Why sobriety is difficult...
...I didn't give up alcohol because I saw a different life for myself. I gave up because I knew I would die if I didn't.
I was drowning my heartache away. I didn't want to be sober. I wanted him to love me. And he didn't. I didn't even care if he treated me well. I still cringe to think about it.
And when I drank, I had no control over my behaviour. I'd keep going back.
Not only was my life out of control, I was now getting blackouts.
My therapist told me part of why I was feeling low was because of the impact alcohol had on my brain. It was most definitely the lowest point in my life.

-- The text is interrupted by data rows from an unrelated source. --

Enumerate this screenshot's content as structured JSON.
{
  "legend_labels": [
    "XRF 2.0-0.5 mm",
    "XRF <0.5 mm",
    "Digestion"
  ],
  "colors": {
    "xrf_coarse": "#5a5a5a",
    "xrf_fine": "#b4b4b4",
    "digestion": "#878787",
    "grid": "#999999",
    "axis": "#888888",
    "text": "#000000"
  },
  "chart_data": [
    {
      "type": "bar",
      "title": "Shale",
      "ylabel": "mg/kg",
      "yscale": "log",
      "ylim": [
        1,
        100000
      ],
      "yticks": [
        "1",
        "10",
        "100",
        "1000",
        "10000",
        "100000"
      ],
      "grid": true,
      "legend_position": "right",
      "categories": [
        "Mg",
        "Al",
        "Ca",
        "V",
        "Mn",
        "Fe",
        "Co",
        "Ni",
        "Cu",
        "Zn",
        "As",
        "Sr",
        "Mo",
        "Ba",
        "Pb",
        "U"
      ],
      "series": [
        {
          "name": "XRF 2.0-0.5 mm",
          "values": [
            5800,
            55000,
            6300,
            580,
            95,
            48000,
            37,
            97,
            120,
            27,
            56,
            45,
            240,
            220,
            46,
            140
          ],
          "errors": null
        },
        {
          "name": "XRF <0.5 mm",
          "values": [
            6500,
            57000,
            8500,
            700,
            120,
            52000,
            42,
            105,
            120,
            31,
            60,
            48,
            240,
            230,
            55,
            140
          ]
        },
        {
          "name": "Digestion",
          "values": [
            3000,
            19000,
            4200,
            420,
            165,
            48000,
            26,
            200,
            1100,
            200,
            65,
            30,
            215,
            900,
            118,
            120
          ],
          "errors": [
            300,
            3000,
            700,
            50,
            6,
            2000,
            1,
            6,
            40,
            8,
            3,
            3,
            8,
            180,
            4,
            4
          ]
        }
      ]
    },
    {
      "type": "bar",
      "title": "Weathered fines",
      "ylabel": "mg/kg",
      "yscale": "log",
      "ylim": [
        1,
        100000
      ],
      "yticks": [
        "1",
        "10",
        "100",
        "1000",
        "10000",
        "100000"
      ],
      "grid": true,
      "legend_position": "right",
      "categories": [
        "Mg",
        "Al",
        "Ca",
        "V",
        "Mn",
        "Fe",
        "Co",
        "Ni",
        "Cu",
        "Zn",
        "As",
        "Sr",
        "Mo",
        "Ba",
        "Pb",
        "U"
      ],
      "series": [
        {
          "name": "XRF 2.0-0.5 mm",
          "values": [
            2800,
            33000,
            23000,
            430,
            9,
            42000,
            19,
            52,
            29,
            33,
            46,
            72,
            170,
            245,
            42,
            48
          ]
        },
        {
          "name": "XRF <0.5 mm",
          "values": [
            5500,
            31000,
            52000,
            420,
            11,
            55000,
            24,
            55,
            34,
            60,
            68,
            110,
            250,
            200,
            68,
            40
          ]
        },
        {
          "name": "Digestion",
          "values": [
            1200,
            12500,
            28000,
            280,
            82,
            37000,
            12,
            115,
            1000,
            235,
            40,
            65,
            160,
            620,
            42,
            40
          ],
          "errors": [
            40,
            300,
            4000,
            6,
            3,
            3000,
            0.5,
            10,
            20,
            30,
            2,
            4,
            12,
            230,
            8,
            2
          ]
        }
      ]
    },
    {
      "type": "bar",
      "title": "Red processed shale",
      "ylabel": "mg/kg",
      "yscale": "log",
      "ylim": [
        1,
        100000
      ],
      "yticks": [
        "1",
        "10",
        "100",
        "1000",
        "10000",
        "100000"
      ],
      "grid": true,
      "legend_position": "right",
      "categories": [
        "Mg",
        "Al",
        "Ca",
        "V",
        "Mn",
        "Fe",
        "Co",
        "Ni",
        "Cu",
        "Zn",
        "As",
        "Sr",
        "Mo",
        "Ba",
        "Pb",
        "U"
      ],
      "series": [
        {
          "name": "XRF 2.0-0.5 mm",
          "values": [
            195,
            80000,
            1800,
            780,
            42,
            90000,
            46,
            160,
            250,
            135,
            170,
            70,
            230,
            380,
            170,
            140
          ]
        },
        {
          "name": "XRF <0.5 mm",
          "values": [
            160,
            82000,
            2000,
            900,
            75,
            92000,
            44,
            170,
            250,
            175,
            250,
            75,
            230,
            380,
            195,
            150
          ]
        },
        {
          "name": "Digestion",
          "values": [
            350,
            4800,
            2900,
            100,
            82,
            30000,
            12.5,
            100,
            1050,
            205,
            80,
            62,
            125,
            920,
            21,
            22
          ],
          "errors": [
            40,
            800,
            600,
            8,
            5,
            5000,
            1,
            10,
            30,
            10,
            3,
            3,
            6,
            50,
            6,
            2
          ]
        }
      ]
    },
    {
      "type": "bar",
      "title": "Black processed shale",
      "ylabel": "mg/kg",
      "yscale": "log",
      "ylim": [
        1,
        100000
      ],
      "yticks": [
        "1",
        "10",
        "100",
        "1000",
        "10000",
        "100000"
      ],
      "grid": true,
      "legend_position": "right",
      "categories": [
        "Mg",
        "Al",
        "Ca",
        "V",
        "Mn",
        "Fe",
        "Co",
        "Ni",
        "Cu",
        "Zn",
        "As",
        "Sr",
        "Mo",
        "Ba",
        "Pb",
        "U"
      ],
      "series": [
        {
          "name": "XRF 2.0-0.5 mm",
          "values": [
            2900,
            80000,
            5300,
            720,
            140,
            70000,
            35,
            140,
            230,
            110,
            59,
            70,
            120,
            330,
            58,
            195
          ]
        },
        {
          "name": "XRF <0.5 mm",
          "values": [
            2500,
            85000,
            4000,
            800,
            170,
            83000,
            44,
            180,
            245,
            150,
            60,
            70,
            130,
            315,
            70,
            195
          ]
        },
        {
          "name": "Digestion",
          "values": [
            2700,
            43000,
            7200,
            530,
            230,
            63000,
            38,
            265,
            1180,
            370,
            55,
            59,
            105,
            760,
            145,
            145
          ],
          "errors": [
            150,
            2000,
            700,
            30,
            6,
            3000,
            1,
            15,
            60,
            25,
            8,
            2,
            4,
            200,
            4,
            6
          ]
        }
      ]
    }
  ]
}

I didn't stand a chance so long as I continued. What I didn't bargain for was how hard it would be afterwards.
How long the road would feel. Being sober felt like I was the walking dead. I was scared I would feel that way forever.
I also felt alone. When you're trapped in damaging cycles of behaviour it's hard to talk about it. I felt a lot of shame.
This period of life damaged the little confidence I had in myself. I share in this video some of why sobriety can be so hard. If this is you, I want you to know it wasn't forever.
I'm not in pain anymore and I love my life even though I still face emotional challenges. It takes enormous determination and patience. Know you are not alone.
I spoke about the link between addiction and relationships in part 1 of this series on sobriety. Because relationships are our biggest triggers.